A project log for Personalized medicine

A website where oncologists can upload their patients' HLA types. They receive a list of peptides that may be used as a vaccine.

jean-pierre-le-rouzicJean Pierre Le Rouzic 01/15/2018 at 16:562 Comments

When scientists want to design a new vaccine against some disease they can use the old pathway: Use some weakened form of a pathogen to stimulate the body's immune system to recognize the agent as a threat, destroy it, and keep a memory of that pathogen, so that it can recognize and destroy it with much more efficiency if it  encounters it in the future.

It works because some peptides of the surface of the pathogen are recognized by the immune system. Those peptides are called epitopes.

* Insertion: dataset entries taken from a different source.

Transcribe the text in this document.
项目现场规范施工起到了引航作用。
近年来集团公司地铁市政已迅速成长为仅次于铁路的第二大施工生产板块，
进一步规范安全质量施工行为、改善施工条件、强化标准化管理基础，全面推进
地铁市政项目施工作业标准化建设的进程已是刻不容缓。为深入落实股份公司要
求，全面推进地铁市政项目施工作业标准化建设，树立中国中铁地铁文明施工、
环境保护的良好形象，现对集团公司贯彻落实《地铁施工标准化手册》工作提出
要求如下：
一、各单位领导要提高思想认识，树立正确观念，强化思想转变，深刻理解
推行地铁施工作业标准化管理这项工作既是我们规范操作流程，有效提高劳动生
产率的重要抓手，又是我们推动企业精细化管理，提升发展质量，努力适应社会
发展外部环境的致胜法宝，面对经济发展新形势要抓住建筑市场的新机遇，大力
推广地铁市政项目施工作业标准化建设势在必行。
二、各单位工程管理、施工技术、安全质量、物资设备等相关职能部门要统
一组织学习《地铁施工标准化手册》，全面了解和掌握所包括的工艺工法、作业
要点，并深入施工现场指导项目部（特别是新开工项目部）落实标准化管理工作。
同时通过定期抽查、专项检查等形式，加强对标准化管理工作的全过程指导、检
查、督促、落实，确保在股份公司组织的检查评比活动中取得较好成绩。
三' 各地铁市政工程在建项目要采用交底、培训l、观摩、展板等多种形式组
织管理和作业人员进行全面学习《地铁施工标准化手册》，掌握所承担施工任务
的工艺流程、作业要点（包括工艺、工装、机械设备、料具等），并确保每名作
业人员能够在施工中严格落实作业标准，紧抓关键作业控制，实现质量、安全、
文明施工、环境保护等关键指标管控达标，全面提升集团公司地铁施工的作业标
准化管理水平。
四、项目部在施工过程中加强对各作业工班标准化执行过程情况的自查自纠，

Nowadays, scientists prefer to design a vaccine by designing a peptide which is similar to a given epitope. The main roadblock is that different people have different immune system "sentinels". Some of those sentinels that patrol tissues are called MHC, they are proteins that have on one side receptors tailored to recognize a peptide decorating a pathogen, and on the other side they can activate T-cells (a subtype of blood's white cells).

It exists many services that help scientists to design peptides for a given MHC type, for example: http://www.cbs.dtu.dk/services/NetMHC/

However it is quite complex to use. One problem is that one must seed NetMHC with another peptide in order to receive the prediction from NetMHC. the choice of this peptide is not trivial.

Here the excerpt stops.